The Bench and Bar of Saratoga County; or, Reminiscences of the Judiciary and Scenes in the Court-room from the Organization of the County to the Present Time. By E. R. Mann. Ballston, New York: Waterbury & Innman. Pp. 391. Price, $2.

Besides its waters, which are of interest to chemists, geologists, and invalids, and its gay summer life, so dear to the devotees of fashion, which combine to make Saratoga famous, the place is also celebrated for its lawyers. A county which has given to the bench such men as Cowen, Walworth, Willard, Bockes, and Spear, and to the bar such pleaders as Hill, Reynolds, Porter, and Beach, certainly deserves to have its legal history written out, and Mr. Mann has accordingly done it in a very creditable manner. In giving a sketch of the legal profession of the county, which has of course been closely associated with the growth of its population, the author has brought out various points of incidental interest. It appears that about 1790, before Saratoga Springs or Ballston Spa had yet been heard of, the town of Ballston included all the western and northern portions of the county, stretching away toward the Adirondacks. In that year two man, named Palmer and Gorden, were candidates for the supervisorship of this extensive region. The election for that spring was called to be held in the Milton Hill meeting-house. The day was bright and balmy, and so it was suggested that the election take place outside the church, and one of the justices, taking a suitable position, declared the polls open. The votes were taken viva voce, and "the people" went strongly for Gorden, who had been supervisor for several years before. Palmer, seeing he had no chance, drew off one of the justices, quietly went into the church and opened another poll, where thirteen men voted for him. The town-meeting had been appointed to be held in the church, and so Palmer was proclaimed unanimously elected by the citizens of Ballston. Gorden protested, but Palmer was "counted in," the same as nowadays. A feud followed between these office-seekers, the public espousing the causes of the rivals, and promoting their ambition. The knavish trick of the town-meeting ended in making both men county judges, and in sending each for two terms to the National House of Representatives. It is evident that Saratoga early furnished an excellent soil for the production of lawyers.

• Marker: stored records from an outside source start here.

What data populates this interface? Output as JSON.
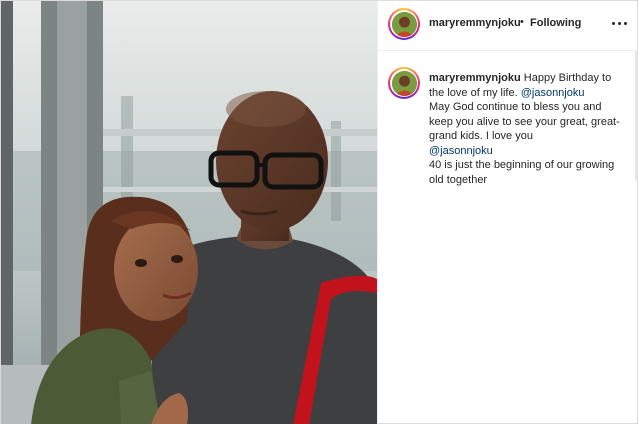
{
  "post": {
    "author": "maryremmynjoku",
    "follow_dot": "•",
    "follow_status": "Following",
    "more_icon": "more-horizontal-icon",
    "caption": {
      "username": "maryremmynjoku",
      "text_start": "Happy Birthday to the love of my life.",
      "mention_1": "@jasonnjoku",
      "text_middle": "May God continue to bless you and keep you alive to see your great, great-grand kids. I love you",
      "mention_2": "@jasonnjoku",
      "text_end": "40 is just the beginning of our growing old together"
    }
  },
  "colors": {
    "mention": "#00376b",
    "text": "#262626",
    "border": "#dbdbdb"
  }
}
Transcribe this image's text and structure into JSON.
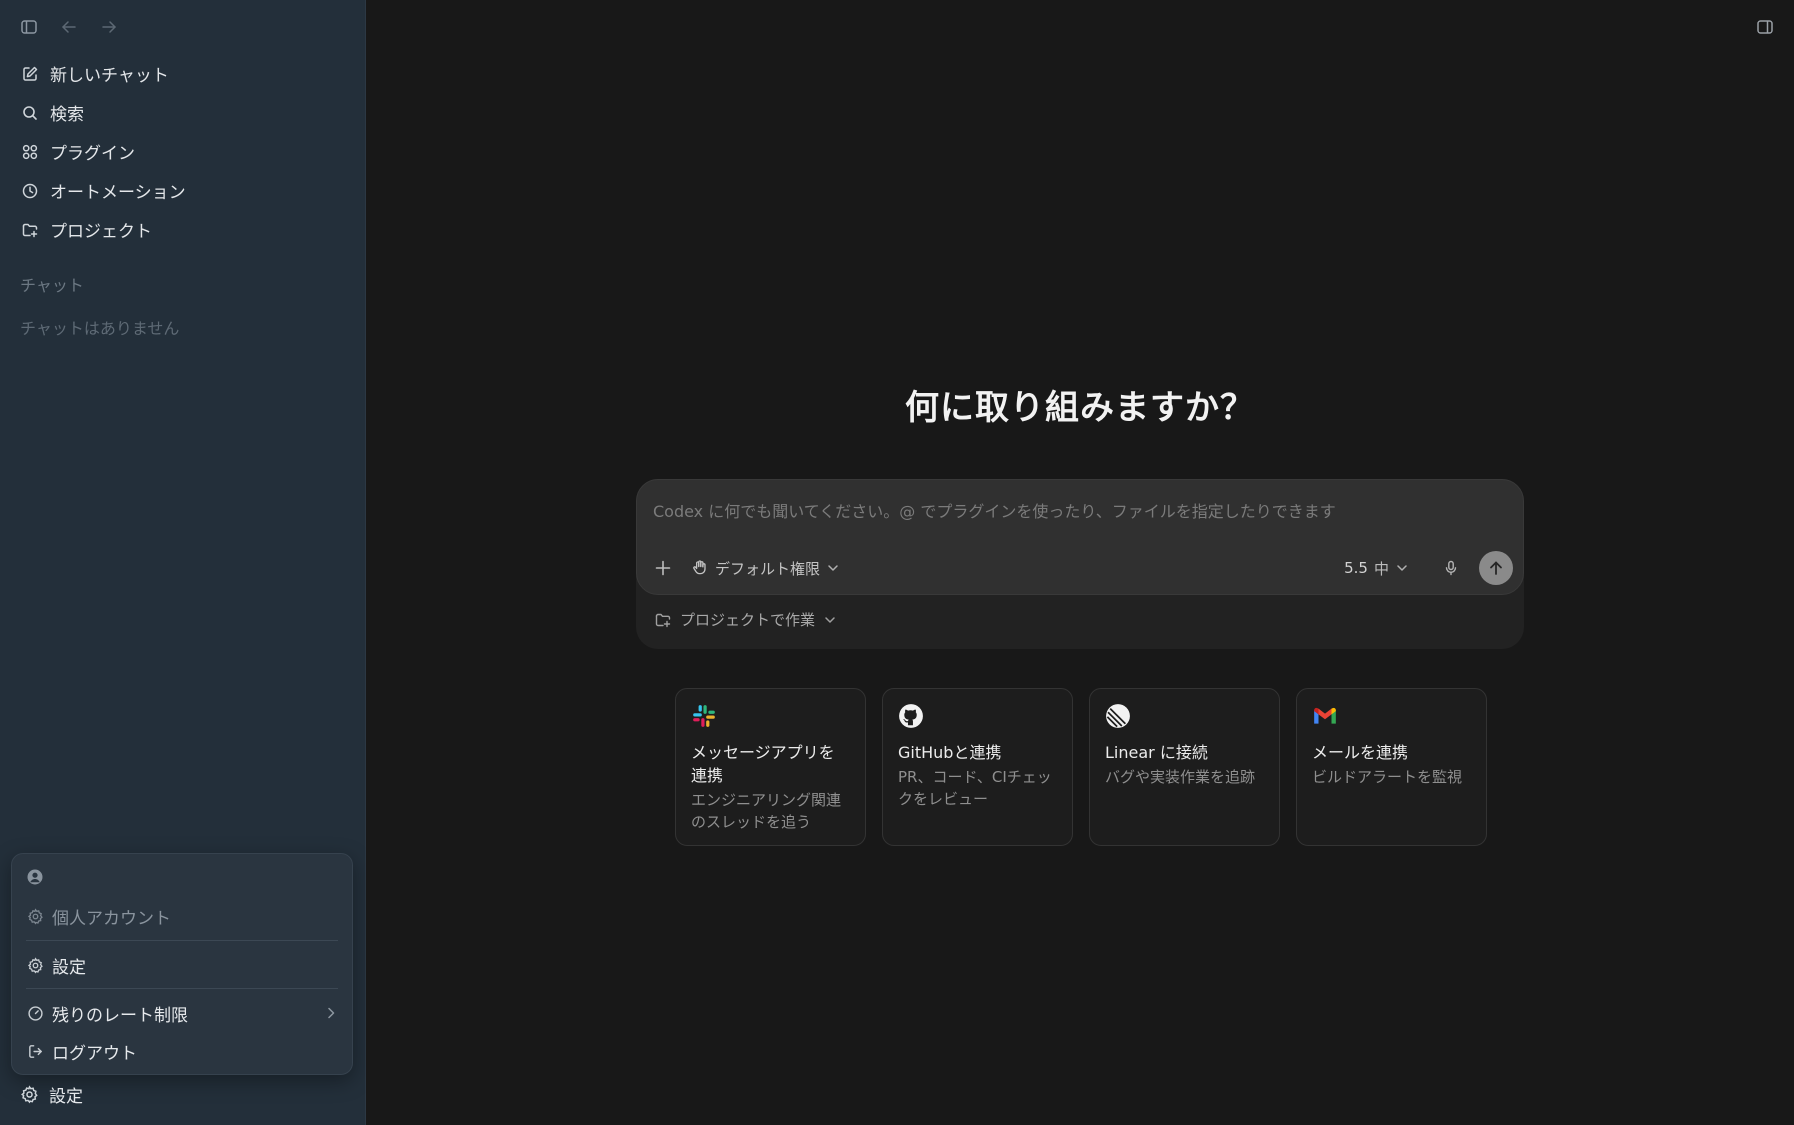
{
  "sidebar": {
    "nav": [
      {
        "label": "新しいチャット",
        "icon": "compose-icon"
      },
      {
        "label": "検索",
        "icon": "search-icon"
      },
      {
        "label": "プラグイン",
        "icon": "plugins-grid-icon"
      },
      {
        "label": "オートメーション",
        "icon": "clock-icon"
      },
      {
        "label": "プロジェクト",
        "icon": "folder-add-icon"
      }
    ],
    "chats_section_label": "チャット",
    "chats_empty_label": "チャットはありません",
    "account_menu": {
      "personal_account": "個人アカウント",
      "settings": "設定",
      "rate_limit": "残りのレート制限",
      "logout": "ログアウト"
    },
    "bottom_settings_label": "設定"
  },
  "main": {
    "headline": "何に取り組みますか？",
    "composer": {
      "placeholder": "Codex に何でも聞いてください。@ でプラグインを使ったり、ファイルを指定したりできます",
      "permission_label": "デフォルト権限",
      "model_version": "5.5",
      "model_effort": "中",
      "project_label": "プロジェクトで作業"
    },
    "cards": [
      {
        "title": "メッセージアプリを連携",
        "desc": "エンジニアリング関連のスレッドを追う",
        "icon": "slack-icon"
      },
      {
        "title": "GitHubと連携",
        "desc": "PR、コード、CIチェックをレビュー",
        "icon": "github-icon"
      },
      {
        "title": "Linear に接続",
        "desc": "バグや実装作業を追跡",
        "icon": "linear-icon"
      },
      {
        "title": "メールを連携",
        "desc": "ビルドアラートを監視",
        "icon": "gmail-icon"
      }
    ]
  },
  "colors": {
    "sidebar_bg": "#232f3a",
    "main_bg": "#181818",
    "composer_bg": "#303030",
    "send_button": "#8a8a8a"
  }
}
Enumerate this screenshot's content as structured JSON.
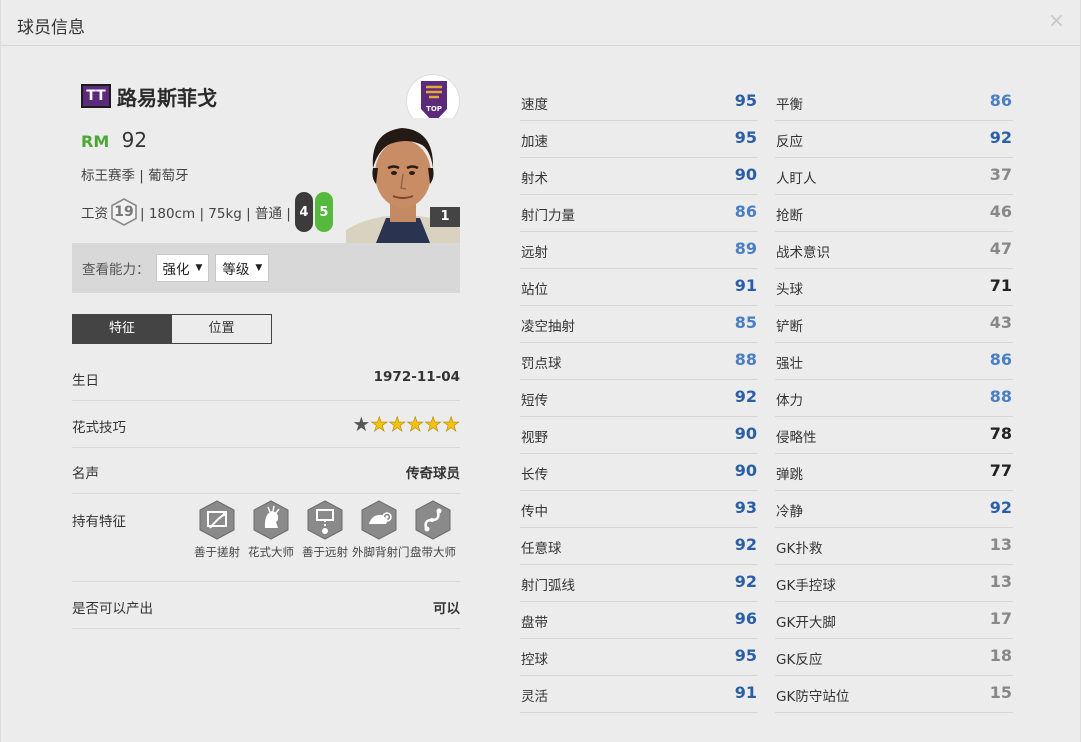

The first court-house and jail were erected at Ballston Centre, at a cost of $6,500, and were ready for use in 1796. Justice was dispensed there for twenty years, when it was burned down, with the following accompanying circumstances: Raymond Taylor, the jailer, was a man very full of the dignity and importance of his position, and would tolerate nothing that derogated from it in the prisoners under his charge. One named Billings had ruffled the jailer's complacency by some disrespectful words, and so Taylor had him securely fastened to the floor by a large ox-chain, riveted round his body by a blacksmith, and riveted also to the sill of the floor. Another prisoner set fire to the wall of his cell to burn his way out, and, as the flames rapidly extended, efforts were made to rescue Billings, but they could not loosen the chain, and so he was consumed with the burning court-house. As a further illustration of how modern politics is developed from its early germs, it may be stated that there was a law forbidding the jailer to furnish the prisoners with lights, so Taylor arranged with another man to furnish them, and divided the profits.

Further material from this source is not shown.